O mercado financeiro revisou para baixo a previsão da inflação medida pelo IPCA em 2026, de 3,99% para 3,97%, conforme Boletim Focus.
(Imagem: Marcello Casal Jr/Agência Brasil/Arquivo)
O Boletim Focus, relatório semanal do Banco Central, registrou mais uma redução na expectativa de inflação para 2026. O IPCA, principal índice de preços ao consumidor, agora é projetado em 3,97%, ante 3,99% na semana anterior.
Trata-se da quinta queda consecutiva nessa estimativa, o que demonstra confiança crescente do mercado no processo de desinflação.

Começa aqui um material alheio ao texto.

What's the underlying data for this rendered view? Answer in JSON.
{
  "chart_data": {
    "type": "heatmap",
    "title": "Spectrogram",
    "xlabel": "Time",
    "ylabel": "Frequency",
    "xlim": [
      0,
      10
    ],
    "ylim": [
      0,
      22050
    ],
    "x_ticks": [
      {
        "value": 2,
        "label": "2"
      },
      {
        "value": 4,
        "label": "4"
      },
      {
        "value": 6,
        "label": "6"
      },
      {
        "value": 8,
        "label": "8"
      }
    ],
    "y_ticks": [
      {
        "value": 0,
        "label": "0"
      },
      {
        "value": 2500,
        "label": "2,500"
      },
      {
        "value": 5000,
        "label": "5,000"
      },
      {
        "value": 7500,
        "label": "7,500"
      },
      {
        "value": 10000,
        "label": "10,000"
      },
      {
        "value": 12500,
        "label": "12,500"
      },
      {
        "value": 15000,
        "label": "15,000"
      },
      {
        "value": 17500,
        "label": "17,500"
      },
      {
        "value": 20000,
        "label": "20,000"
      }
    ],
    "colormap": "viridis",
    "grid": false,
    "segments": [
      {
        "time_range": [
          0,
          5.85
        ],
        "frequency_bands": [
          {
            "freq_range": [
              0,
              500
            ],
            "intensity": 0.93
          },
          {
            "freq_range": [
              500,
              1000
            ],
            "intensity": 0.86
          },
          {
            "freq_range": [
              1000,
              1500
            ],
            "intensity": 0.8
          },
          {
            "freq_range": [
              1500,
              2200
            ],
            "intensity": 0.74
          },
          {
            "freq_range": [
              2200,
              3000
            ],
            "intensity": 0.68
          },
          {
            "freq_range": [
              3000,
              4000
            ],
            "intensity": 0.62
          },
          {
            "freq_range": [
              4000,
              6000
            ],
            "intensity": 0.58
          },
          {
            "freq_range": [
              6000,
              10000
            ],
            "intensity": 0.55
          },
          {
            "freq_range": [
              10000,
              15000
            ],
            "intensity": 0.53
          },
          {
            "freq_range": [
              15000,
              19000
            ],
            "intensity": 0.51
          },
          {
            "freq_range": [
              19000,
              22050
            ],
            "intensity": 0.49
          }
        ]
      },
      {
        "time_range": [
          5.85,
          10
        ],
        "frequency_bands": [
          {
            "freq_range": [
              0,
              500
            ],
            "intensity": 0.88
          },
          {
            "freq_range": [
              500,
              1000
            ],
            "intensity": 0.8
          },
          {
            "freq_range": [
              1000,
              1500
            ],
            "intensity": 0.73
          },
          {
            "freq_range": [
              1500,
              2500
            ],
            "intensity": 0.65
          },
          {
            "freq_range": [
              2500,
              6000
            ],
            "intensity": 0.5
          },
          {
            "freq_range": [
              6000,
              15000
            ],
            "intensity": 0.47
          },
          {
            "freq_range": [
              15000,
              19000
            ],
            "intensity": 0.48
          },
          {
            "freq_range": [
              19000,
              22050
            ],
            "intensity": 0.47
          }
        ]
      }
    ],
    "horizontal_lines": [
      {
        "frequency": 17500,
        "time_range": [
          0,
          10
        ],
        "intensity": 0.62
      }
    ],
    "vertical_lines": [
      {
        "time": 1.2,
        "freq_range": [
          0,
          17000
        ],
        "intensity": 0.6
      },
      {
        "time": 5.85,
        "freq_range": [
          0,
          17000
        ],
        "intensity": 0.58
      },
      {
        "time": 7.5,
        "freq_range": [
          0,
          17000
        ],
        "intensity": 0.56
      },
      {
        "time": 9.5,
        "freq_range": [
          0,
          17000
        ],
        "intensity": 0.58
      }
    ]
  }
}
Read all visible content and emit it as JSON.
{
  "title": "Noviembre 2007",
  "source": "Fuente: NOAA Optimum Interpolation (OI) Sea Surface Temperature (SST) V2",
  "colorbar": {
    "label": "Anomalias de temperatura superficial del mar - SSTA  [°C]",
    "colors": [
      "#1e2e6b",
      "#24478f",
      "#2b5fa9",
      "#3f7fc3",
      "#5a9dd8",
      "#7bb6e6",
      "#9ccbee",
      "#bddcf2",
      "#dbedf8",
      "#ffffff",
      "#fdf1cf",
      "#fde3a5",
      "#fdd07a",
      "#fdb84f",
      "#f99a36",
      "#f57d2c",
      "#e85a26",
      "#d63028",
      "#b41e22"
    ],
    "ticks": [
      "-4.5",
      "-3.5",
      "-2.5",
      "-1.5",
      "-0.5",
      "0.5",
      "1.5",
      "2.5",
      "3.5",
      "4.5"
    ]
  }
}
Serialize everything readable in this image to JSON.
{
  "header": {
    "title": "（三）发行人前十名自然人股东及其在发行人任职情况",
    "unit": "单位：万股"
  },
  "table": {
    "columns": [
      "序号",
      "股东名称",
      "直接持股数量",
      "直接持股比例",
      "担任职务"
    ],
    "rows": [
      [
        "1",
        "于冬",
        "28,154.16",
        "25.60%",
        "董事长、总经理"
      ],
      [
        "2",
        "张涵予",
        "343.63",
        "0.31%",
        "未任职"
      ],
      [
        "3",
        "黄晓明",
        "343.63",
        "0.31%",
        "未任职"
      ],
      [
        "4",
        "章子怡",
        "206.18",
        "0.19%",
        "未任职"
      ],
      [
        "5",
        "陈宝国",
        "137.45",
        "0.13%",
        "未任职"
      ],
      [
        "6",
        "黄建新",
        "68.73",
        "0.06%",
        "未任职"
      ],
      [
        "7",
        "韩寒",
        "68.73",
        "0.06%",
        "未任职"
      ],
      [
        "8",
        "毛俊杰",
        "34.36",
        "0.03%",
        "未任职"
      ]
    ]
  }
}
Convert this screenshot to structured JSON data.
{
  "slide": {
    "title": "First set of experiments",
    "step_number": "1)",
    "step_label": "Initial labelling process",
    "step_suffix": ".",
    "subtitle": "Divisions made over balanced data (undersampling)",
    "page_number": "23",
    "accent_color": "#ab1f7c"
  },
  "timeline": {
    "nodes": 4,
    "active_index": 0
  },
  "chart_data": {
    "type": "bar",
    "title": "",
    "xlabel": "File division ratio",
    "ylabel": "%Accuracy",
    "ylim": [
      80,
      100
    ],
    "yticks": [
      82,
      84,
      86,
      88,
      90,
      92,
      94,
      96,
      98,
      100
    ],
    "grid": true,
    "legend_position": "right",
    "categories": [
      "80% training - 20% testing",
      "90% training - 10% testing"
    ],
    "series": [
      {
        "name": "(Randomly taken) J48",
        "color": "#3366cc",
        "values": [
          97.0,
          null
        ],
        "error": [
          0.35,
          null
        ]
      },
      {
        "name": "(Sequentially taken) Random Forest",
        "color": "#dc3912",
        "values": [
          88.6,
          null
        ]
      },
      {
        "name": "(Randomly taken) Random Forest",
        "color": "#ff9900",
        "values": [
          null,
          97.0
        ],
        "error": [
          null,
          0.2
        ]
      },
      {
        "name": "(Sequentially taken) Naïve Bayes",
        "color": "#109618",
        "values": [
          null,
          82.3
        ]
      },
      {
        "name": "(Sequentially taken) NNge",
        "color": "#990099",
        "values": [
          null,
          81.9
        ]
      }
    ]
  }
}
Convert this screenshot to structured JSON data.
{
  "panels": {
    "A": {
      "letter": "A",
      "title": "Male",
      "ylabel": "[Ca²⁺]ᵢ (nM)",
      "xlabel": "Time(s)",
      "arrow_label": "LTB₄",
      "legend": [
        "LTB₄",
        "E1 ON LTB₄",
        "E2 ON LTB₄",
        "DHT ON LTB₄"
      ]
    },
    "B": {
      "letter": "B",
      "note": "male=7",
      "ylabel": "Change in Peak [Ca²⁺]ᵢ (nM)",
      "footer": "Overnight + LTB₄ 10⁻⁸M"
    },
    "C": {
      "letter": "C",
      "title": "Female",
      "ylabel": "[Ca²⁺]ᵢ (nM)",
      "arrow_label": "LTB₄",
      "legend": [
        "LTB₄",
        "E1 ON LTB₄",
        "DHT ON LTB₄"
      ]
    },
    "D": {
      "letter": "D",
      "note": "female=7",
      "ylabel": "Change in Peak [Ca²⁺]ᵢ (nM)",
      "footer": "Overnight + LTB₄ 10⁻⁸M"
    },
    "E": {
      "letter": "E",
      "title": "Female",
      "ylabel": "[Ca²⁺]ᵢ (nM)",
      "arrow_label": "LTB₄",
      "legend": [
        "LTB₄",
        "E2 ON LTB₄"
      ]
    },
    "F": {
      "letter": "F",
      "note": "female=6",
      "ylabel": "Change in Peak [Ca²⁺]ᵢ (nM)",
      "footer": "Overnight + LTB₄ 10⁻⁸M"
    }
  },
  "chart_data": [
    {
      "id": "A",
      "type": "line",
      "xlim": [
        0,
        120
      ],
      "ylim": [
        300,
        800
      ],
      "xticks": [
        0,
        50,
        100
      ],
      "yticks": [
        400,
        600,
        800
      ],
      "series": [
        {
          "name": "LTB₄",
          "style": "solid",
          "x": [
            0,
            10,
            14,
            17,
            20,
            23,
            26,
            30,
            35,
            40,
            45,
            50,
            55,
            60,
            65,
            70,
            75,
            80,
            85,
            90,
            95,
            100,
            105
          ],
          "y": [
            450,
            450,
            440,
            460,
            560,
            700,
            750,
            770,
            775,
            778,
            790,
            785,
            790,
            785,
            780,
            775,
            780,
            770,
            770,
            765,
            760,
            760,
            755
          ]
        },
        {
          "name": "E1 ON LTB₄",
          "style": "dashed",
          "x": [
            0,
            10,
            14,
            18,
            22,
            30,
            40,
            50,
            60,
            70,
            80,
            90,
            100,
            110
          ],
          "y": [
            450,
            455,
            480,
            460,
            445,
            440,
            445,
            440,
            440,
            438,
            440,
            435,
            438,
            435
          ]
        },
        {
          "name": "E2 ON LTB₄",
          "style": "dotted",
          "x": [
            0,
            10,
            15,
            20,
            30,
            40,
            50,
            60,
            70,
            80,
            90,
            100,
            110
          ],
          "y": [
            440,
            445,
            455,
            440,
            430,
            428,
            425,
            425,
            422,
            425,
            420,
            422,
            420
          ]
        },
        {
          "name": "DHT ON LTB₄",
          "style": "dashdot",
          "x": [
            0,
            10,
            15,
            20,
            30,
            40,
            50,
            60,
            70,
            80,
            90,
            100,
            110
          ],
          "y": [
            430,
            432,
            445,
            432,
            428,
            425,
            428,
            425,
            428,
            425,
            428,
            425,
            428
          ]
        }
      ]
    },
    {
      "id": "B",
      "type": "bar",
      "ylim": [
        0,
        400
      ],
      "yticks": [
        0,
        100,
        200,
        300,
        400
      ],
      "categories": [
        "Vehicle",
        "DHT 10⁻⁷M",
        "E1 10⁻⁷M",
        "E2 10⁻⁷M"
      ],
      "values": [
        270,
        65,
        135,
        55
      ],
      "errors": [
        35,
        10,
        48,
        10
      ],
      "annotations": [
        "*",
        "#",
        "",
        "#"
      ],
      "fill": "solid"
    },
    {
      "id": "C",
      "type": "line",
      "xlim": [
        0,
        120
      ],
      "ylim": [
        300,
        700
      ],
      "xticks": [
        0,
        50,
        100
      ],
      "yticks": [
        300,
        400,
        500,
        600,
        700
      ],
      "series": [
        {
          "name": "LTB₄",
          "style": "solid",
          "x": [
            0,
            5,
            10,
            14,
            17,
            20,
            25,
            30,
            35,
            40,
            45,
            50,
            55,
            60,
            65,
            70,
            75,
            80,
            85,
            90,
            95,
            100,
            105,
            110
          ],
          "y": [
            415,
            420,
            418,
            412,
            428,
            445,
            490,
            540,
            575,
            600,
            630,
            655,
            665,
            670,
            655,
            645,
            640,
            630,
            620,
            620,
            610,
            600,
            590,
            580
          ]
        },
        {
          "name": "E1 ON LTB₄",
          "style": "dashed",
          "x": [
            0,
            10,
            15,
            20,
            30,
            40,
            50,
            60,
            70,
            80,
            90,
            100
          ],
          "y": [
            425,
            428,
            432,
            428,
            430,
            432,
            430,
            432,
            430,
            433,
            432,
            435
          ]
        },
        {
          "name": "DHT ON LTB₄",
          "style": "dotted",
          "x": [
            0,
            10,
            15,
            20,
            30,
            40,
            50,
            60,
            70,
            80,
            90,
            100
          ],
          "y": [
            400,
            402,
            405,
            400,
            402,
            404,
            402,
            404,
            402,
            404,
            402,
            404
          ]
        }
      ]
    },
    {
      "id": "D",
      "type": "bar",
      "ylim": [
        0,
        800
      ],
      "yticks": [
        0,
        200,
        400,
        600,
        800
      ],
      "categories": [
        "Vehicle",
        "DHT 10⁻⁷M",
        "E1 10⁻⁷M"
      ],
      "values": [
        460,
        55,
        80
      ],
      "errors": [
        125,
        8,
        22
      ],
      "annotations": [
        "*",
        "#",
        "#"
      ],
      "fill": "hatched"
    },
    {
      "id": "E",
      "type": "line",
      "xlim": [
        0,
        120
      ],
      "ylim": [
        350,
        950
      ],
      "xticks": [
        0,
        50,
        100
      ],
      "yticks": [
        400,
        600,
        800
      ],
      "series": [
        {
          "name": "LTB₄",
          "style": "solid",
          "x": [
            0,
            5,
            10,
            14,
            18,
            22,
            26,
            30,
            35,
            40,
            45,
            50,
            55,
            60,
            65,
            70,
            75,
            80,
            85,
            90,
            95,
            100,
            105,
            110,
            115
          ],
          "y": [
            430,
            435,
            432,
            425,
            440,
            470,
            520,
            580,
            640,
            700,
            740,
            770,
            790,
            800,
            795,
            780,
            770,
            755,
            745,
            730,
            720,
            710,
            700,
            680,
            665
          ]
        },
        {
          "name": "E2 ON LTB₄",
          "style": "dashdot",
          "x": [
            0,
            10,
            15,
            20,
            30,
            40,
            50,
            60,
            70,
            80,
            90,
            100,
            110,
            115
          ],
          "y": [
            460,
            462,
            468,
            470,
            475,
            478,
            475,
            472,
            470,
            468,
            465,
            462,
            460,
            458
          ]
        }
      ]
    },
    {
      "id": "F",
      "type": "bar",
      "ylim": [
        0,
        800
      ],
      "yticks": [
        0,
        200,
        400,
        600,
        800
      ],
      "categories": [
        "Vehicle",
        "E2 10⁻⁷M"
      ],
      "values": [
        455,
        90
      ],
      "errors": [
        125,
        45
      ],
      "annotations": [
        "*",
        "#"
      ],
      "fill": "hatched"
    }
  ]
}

A meta para o ano é de 3%, com intervalo de tolerância de 1,5 ponto percentual para mais ou para menos.
Divulgada nesta segunda-feira (9), a publicação reúne projeções de cerca de 120 instituições financeiras e serve como referência para as decisões de política monetária do Copom.
Evolução das expectativas inflacionárias
A trajetória descendente das previsões para o IPCA em 2026 contrasta com o acumulado de 4,26% registrado em 2025. Dezembro do ano passado fechou com alta mensal de 0,33%, pressionada por serviços como transportes por aplicativo.
Para os anos seguintes, as estimativas se mantêm estáveis: 3,8% em 2027 e 3,5% tanto para 2028 quanto para 2029. Esses patamares indicam ancoragem das expectativas em torno do centro da meta ao longo do tempo.
O IBGE divulga amanhã (10) o IPCA oficial de janeiro, primeiro dado do ano. A prévia IPCA-15 de janeiro já havia apontado desaceleração para 0,20%, beneficiada por quedas em combustíveis e energia elétrica.
Selic em patamar elevado com cortes à vista
Com a taxa básica de juros em 15% ao ano – nível mais alto em quase 20 anos –, o Copom optou pela manutenção na última reunião. Contudo, o colegiado indicou que o ciclo de redução pode começar em março, condicionada à evolução inflacionária.
O mercado antecipa Selic terminal de 12,25% em 2026, caindo para 10,5% em 2027, 10% em 2028 e 9,5% em 2029. Essa normalização busca equilibrar o combate à inflação com a retomada do crescimento econômico.
Juros altos impactam diretamente o custo do crédito para famílias e empresas, elevando spreads bancários e limitando investimentos produtivos no curto prazo.
Efeitos práticos para a população e empresas
Uma projeção de IPCA em 3,97% preserva o poder de compra, estabilizando custos com alimentação, moradia e transporte. Isso favorece o planejamento familiar e o consumo das classes média e baixa.
Para o setor produtivo, a perspectiva de juros menores estimula contratações e expansões. O PIB deve crescer 1,8% em 2026 e 2027, acelerando para 2% nos dois anos seguintes.
- Dólar comercial projetado em R$ 5,50 ao fim de 2026 e 2027, afetando balança comercial.
- Previsão de déficit primário de 0,5% do PIB em 2026, estável ante a edição anterior.
- Investimentos estrangeiros diretos estimados em US$ 80 bilhões para o ano corrente.
Riscos e horizonte econômico
O PIB do terceiro trimestre de 2025 cresceu 0,1%, mantendo a tendência positiva após 3,4% no ano cheio. O dado consolidado anual sai em março pelo IBGE, consolidando o melhor resultado desde a pandemia.
Entre os desafios para o IPCA, destacam-se reajustes de preços regulados, oscilações cambiais e incertezas no exterior, como políticas comerciais americanas sob o novo governo Trump.
O Banco Central reforça a vigilância sobre esses fatores para preservar a credibilidade do regime de metas. A convergência das expectativas abaixo de 4% fortalece a atratividade do Brasil para capitais externos.
No médio prazo, o sucesso dessa desinflação depende da coordenação entre política monetária autônoma e disciplina fiscal. Analistas veem nessa combinação a chave para uma economia mais resiliente e inclusiva.
O Boletim Focus desta semana coroa um período de otimismo moderado, com o mercado alinhando-se à visão do Banco Central de transição segura para juros neutros.